Als Kind haben Sie jeden Zentimeter Ihres Schlosses erforscht, ohne Scham und ohne zu urteilen. Furchtlos haben Sie in jedem Zimmer nach seinen Edelsteinen und seinem Geheimnis gesucht. Alle Räume gehörten dazu: die Abstellkammer, das Schlafzimmer, die Toilette und der Keller. Jedes Zimmer war einzigartig. Das Schloss war voller Licht und Liebe, und Sie staunten über die Fülle.
Dann kam eines Tages jemand in Ihr Schloss, der sagte, dass mit einem Zimmer etwas nicht in Ordnung sei, es gehöre sicherlich gar nicht zum Schloss. Er machte den Vorschlag, dass Sie die Tür zu diesem Zimmer verschließen sollten, falls Sie ein perfektes Schloss haben wollten. Da Sie sich nach Liebe und Angenommensein sehnten, schlossen Sie diesen Raum schnell zu. Im Laufe der Jahre kamen immer mehr Leute in Ihr Schloss. Sie ließen Sie wissen, welche Zimmer sie mochten und welche nicht. Und allmählich schlossen Sie eine Tür nach der anderen zu. Die wunderbaren Räume wurden abgesperrt und der Dunkelheit überlassen. Ein Kreislauf hatte begonnen.
[…]
Glücklicherweise sind wir nie zufrieden, wenn wir weniger sind, als wir sein können. Unsere Unzufriedenheit mit uns selbst motiviert uns, nach all diesen verlorenen Zimmern in unserem Schloss zu suchen.“
Der Schatten in unterschiedlichen Kulturen
Den Begriff des Schattens gibt es in vielen Kulturen, zu allen Zeiten und unter verschiedenen Namen: der Doppelgänger, das Verdrängte, die dunkle Seite, die Dämonen, der Teufel oder Luzifer.

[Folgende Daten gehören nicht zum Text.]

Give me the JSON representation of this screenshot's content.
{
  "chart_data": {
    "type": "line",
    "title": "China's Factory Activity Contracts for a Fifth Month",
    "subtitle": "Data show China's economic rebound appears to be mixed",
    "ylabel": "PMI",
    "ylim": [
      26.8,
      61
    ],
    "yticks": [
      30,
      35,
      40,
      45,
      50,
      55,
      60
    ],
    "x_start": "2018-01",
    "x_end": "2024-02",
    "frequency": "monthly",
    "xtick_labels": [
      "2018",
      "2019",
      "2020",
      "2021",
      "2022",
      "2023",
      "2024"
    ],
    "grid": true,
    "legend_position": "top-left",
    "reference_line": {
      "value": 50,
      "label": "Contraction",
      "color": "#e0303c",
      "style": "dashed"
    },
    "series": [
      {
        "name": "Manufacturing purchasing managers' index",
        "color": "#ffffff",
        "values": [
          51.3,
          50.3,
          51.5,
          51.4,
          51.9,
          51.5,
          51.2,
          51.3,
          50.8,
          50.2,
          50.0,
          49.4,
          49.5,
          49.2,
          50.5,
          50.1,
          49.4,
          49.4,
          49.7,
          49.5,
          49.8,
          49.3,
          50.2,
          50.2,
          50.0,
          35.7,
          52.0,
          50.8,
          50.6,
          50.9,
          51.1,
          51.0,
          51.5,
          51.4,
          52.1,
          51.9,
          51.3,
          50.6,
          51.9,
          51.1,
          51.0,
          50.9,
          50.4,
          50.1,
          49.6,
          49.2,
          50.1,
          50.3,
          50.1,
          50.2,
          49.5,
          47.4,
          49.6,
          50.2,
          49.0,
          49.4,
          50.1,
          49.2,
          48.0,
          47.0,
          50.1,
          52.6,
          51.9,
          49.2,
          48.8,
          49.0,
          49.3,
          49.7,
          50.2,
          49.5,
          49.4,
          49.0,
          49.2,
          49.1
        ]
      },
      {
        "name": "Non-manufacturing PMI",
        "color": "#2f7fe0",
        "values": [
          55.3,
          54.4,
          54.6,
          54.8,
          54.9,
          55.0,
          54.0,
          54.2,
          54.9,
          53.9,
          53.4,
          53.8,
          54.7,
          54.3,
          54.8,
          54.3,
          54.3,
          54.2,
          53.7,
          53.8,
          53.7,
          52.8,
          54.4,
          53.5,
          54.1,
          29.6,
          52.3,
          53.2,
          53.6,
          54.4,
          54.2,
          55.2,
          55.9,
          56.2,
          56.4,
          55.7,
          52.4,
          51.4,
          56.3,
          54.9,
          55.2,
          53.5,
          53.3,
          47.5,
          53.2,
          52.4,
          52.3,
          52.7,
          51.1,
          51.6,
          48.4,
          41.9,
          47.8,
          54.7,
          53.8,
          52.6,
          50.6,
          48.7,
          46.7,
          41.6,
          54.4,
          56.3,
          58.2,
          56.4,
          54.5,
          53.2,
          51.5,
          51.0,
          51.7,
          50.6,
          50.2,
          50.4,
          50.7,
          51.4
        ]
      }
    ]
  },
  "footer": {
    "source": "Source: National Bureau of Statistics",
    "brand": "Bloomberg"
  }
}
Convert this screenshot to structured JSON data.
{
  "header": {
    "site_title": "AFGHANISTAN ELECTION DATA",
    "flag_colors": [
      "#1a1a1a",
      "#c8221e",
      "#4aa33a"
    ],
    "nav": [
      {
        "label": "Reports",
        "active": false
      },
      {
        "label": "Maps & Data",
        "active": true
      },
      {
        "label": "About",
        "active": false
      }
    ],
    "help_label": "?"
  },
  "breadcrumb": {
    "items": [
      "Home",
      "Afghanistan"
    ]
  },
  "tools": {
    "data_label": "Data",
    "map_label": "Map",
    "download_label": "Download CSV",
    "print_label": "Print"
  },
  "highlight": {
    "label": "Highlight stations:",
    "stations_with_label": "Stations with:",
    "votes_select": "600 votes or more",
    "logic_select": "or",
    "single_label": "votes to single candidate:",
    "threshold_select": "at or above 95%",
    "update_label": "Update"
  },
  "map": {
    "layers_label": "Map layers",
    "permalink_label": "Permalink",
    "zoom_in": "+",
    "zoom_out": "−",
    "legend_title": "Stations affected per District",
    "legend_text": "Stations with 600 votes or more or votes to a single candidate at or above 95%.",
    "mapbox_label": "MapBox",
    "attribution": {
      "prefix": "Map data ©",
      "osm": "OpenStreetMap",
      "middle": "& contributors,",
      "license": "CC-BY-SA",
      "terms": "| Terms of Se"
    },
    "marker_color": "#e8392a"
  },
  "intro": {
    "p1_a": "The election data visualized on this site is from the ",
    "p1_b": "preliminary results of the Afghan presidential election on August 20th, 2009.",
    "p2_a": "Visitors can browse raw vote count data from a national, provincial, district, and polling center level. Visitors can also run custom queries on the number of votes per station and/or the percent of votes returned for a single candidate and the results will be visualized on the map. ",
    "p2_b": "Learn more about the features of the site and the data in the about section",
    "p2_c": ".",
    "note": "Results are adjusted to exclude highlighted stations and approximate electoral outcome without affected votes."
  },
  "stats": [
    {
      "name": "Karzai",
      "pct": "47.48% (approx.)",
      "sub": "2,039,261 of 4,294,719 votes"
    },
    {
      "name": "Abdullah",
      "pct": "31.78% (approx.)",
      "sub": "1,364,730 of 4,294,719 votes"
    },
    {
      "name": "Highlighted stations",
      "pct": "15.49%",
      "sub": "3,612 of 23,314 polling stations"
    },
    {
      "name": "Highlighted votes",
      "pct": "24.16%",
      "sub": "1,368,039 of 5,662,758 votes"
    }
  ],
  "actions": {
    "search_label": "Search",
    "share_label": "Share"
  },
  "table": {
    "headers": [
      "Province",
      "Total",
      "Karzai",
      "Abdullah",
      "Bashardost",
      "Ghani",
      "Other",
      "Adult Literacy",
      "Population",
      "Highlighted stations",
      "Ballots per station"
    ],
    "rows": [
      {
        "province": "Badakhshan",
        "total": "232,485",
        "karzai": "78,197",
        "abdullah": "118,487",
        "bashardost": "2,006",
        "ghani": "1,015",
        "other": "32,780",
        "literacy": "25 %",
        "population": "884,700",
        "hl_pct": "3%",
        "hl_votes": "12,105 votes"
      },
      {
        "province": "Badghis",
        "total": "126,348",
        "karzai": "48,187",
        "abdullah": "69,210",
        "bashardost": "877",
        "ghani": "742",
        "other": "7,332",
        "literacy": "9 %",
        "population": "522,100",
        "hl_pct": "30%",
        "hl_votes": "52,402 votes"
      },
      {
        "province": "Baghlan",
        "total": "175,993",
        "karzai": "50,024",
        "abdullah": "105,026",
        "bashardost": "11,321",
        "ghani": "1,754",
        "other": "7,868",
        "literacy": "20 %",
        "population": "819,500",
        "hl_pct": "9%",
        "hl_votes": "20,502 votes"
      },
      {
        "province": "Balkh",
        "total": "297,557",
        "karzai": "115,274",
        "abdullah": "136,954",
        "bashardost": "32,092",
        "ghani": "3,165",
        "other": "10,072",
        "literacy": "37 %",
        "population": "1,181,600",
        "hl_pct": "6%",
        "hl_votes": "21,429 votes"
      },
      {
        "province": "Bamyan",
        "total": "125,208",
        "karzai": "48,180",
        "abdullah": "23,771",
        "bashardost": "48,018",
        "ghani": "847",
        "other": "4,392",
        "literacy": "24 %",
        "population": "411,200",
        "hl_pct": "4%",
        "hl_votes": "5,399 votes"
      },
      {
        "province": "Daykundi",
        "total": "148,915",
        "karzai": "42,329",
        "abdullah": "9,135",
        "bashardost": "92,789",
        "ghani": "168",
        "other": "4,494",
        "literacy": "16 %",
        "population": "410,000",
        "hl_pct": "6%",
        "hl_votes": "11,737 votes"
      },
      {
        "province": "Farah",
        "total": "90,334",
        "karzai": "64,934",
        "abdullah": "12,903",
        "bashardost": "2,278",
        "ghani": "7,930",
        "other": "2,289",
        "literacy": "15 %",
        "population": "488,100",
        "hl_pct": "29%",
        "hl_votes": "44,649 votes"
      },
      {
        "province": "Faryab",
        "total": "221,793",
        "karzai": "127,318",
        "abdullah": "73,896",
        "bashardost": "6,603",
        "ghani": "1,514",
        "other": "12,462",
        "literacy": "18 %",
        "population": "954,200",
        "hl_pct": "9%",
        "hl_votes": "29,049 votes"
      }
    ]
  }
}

Die Auseinandersetzung mit dem Schatten ist kein einfacher, aber ein notwendiger Prozess, um uns selbst besser zu verstehen und zu wachsen. Der Schatten lässt sich nicht ausrotten, doch wir können ihn integrieren, um Ganzheit zu erlangen.
Durch die Beschäftigung mit unserem Schatten öffnen wir die Türen zu den verborgenen Räumen unseres Schlosses und entdecken die Schätze, die uns zu einem erfüllteren Leben führen können.
“Man wird nicht dadurch erleuchtet, daß man sich Lichtgestalten vorstellt, sondern durch Bewusstmachung der Dunkelheit.”